Eles realizam ataques, sequestros para pedir resgate e outros crimes, nos quais a vítima geralmente sofre violência sexual.

"Quando há confrontos entre seitas na comunidade, as pessoas dispersam e os criminosos armados entram nas casas e estupram as meninas", conta Christine Harrison, coordenadora da MSF no distrito de Diobu.

Esta mãe de 42 anos percorre as ruas poeirentas, divulgando o número de emergência que as vítimas podem chamar, um trabalho que já faz há dois anos.

"Meu trabalho é informar as mulheres que elas precisam defender seus direitos", afirma. "Antes, o estupro era normal".

A campanha de conscientização sobre estupros da MSF inclui mensagens em rádios locais e adesivos que são entregues em transportes comuns.

A situação, embora sombria, está melhorando gradualmente, uma mudança que começou quando nove mulheres foram drogadas e estranguladas em hotéis de Port Harcourt, em uma série de rituais macabros homicidas.

"Nunca vimos nada parecido. A cidade inteira se levantou. Dissemos: basta", diz Ibim Semenitari, uma conhecida ativista local que dirige as marchas de protesto às quais centenas de feministas se uniram.

Um comissário da polícia em Port Harcourt pediu inicialmente que as mulheres não saíssem à noite e depois disse que as vítimas eram prostitutas. Seu destino poderia ter sido evitado com a "reeducação", sugeriu.

- Masculinidade tóxica -

Graças à crescente pressão nas ruas, a polícia prendeu o suposto assassino, Gracious David-West, membro de uma seita de 43 anos. O julgamento começou em 9 de dezembro.

"A prisão dele foi um grande impulso para nós", conta Doris Onyeneke, ativista e chefe de um centro de proteção e treinamento para mulheres chamado Mater Dei.

"As mulheres são vulneráveis na Nigéria, e mais ainda na região do Delta do Níger", o epicentro da produção de petróleo do país, explica ela.

As seitas se baseiam em uma noção distorcida de masculinidade, afirma. "Os membros precisam ser agressivos, fortes, matar e ganhar muito dinheiro".
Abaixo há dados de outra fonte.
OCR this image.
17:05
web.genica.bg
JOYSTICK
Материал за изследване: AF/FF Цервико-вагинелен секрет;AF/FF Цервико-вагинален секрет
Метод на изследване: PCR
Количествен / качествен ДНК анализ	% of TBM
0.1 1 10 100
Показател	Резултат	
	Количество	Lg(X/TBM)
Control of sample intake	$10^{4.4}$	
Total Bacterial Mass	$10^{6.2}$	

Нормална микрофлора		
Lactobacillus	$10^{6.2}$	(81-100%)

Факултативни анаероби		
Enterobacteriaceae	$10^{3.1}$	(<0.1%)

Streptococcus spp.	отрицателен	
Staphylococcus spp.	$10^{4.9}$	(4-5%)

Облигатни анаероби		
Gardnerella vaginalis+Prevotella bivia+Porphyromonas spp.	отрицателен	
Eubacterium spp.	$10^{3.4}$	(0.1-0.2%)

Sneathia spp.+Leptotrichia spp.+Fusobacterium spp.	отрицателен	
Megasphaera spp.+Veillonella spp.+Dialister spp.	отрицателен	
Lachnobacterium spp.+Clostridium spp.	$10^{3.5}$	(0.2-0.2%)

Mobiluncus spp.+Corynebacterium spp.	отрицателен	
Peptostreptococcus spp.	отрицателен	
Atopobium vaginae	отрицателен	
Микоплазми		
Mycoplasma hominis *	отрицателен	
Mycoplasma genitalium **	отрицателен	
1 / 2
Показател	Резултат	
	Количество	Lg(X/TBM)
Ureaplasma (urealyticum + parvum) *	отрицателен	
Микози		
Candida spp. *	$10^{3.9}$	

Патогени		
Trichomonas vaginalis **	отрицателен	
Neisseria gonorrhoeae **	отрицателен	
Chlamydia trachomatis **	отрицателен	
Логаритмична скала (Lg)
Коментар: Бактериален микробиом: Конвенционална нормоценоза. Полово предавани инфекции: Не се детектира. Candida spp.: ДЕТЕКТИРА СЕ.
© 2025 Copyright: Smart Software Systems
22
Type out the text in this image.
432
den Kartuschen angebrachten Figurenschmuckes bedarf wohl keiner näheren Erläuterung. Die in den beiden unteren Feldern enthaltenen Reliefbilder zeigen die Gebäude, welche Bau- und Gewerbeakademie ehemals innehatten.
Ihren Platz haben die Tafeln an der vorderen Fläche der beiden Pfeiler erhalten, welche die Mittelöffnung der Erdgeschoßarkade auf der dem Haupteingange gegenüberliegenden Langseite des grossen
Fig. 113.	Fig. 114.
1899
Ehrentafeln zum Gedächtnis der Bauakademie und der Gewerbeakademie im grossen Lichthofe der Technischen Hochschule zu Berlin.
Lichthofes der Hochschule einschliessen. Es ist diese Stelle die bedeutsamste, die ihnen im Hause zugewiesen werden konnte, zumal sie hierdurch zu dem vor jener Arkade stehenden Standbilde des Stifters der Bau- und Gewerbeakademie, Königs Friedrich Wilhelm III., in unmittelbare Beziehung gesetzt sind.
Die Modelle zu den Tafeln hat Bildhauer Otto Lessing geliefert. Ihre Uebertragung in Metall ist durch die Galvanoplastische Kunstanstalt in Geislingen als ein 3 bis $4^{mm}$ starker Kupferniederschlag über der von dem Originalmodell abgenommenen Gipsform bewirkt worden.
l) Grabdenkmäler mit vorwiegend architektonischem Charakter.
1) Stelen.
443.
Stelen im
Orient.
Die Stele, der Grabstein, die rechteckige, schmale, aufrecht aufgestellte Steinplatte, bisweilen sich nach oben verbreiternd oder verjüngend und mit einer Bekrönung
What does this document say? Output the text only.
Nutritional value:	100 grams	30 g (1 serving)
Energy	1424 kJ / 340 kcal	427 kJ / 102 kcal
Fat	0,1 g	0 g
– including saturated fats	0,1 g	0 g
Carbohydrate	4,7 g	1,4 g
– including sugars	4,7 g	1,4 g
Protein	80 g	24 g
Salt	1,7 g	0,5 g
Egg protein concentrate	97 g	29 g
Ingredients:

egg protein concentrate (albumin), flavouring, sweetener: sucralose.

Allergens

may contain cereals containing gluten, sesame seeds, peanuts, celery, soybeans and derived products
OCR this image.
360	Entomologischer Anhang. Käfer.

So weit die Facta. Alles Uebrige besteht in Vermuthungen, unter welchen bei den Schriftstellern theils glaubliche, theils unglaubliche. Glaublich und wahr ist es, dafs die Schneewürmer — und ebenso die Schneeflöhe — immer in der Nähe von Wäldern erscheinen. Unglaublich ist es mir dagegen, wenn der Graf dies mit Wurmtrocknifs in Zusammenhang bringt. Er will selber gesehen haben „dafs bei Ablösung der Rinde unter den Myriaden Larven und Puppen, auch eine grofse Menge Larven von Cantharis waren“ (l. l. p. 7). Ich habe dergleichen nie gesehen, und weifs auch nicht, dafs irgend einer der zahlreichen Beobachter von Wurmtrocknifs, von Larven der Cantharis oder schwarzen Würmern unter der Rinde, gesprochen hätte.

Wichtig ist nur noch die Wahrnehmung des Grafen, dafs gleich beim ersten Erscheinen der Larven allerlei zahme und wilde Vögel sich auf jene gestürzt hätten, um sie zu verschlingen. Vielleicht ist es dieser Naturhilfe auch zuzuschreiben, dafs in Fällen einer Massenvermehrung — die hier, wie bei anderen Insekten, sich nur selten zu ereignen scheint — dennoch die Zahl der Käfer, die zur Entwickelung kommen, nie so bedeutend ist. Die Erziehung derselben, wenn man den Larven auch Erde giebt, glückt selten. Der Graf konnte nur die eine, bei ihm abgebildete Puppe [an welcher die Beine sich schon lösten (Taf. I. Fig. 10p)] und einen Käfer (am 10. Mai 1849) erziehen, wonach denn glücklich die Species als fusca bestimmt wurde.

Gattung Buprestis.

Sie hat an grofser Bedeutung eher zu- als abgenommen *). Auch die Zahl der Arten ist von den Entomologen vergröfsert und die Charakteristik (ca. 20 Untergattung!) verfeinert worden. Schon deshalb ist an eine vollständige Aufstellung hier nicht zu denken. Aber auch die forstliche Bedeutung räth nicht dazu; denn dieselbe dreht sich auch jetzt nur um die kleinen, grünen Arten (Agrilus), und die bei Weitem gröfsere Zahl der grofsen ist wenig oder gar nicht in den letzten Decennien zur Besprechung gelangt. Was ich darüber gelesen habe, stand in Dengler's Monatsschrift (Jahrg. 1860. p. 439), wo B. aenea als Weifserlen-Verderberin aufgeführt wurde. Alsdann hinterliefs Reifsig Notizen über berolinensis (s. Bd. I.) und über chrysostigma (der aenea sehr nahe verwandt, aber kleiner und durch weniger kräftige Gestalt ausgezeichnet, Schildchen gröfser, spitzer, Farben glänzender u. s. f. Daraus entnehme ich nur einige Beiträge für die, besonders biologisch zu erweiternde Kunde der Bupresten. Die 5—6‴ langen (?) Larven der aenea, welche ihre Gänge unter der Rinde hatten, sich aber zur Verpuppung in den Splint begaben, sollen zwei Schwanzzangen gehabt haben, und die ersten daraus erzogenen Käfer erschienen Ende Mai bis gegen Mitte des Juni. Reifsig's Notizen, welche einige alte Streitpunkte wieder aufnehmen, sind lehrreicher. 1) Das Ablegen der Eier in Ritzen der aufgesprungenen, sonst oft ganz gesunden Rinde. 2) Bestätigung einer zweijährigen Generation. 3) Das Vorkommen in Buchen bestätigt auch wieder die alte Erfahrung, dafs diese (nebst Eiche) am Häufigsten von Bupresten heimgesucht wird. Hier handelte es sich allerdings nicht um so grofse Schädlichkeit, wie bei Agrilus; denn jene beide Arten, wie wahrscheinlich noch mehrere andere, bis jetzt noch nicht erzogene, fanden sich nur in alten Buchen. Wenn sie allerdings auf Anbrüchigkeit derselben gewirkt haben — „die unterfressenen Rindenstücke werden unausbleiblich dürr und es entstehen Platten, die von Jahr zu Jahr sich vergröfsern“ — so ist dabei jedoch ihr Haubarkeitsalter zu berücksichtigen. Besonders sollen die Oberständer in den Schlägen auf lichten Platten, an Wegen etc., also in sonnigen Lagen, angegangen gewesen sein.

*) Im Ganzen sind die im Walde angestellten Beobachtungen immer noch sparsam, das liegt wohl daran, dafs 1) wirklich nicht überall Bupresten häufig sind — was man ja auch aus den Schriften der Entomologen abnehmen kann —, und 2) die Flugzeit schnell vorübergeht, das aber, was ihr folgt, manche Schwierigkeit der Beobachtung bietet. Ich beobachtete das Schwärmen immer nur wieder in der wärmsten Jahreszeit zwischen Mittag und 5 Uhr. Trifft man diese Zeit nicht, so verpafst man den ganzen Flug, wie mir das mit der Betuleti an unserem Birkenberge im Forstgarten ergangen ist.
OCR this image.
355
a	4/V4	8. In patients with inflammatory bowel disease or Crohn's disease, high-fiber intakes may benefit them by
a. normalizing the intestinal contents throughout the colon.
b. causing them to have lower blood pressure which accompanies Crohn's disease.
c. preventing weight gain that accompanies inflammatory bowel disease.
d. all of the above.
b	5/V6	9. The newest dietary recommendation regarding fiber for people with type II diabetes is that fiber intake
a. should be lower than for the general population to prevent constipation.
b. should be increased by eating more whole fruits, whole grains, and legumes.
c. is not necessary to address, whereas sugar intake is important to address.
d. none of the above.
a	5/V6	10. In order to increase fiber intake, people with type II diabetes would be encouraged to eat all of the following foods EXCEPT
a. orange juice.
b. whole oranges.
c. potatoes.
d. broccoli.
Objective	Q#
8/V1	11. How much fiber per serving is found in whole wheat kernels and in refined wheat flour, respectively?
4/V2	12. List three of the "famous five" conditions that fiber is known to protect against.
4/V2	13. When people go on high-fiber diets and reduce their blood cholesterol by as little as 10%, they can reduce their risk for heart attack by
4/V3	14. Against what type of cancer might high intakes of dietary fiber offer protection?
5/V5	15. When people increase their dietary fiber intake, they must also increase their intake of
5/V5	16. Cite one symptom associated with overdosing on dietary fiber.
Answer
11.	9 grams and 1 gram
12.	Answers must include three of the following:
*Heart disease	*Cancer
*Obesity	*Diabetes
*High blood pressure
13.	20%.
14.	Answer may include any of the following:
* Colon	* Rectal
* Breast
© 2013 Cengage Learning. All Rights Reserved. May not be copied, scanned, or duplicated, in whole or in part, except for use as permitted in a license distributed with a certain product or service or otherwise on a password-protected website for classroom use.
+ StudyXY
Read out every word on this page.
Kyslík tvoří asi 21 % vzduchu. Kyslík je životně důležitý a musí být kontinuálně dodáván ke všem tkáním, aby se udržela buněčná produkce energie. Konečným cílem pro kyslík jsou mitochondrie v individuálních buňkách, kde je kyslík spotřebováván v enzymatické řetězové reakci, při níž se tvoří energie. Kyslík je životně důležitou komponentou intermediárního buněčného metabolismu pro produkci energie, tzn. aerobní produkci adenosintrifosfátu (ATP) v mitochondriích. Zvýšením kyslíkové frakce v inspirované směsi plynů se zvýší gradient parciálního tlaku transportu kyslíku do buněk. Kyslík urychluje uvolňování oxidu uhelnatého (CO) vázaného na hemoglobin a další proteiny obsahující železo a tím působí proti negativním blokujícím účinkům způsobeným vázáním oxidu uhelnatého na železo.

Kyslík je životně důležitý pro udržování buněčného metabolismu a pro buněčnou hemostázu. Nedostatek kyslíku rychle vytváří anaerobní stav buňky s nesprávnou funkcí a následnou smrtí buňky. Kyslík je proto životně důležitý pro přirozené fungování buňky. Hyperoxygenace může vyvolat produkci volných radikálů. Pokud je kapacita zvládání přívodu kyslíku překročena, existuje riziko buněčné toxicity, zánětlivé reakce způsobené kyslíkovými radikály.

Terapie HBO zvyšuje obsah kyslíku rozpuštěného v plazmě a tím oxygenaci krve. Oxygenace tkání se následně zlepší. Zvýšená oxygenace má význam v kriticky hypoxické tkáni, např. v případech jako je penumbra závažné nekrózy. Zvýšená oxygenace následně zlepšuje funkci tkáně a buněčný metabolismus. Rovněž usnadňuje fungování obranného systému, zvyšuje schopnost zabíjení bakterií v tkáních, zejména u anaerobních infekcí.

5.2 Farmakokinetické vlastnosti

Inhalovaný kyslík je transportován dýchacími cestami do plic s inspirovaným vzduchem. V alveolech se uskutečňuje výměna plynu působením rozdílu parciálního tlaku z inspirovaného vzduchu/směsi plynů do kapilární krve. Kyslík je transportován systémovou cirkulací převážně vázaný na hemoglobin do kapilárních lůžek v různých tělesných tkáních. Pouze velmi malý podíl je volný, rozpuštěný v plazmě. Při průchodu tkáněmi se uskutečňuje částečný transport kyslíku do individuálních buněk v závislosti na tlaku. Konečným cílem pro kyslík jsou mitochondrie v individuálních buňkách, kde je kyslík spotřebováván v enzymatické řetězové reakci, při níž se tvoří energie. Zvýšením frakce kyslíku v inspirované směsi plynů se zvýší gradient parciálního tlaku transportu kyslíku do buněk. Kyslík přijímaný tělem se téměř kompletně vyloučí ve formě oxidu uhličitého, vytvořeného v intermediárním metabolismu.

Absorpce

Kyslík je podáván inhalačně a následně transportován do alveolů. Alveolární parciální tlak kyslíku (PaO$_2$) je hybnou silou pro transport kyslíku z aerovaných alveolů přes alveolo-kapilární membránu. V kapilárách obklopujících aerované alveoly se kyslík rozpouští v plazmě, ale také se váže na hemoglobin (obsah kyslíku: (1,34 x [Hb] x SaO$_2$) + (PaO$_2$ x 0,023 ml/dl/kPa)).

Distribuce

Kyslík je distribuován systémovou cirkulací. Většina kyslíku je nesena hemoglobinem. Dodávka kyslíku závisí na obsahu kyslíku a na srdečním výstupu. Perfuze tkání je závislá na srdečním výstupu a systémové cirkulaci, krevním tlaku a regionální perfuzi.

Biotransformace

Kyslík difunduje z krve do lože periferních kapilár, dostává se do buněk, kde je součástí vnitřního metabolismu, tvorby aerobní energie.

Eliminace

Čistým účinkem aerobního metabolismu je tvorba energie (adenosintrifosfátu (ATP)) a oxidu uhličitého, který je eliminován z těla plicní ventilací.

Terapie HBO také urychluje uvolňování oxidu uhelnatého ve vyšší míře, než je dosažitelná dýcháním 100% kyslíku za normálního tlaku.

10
Seu centro, onde a chamam de "Lady Doris", recebe muitas jovens, incluindo meninas menores de idade, que foram estupradas.

Uma delas é Theresa, de 21 anos, que aprendeu a costurar e agora está terminando um vestido magnífico.

Com um olhar confiante e coluna ereta, ela descreve a dor de muitas mulheres na Nigéria:

"Não temos os mesmos direitos", lamenta. "As mulheres são os barcos mais fracos. Para eles, valemos apenas para a cozinha e para a cama".

"Mas se nos empoderam, somos menos vulneráveis. Eu costumava ser muito tímida, mas agora sou corajosa o suficiente para falar em público", destaca.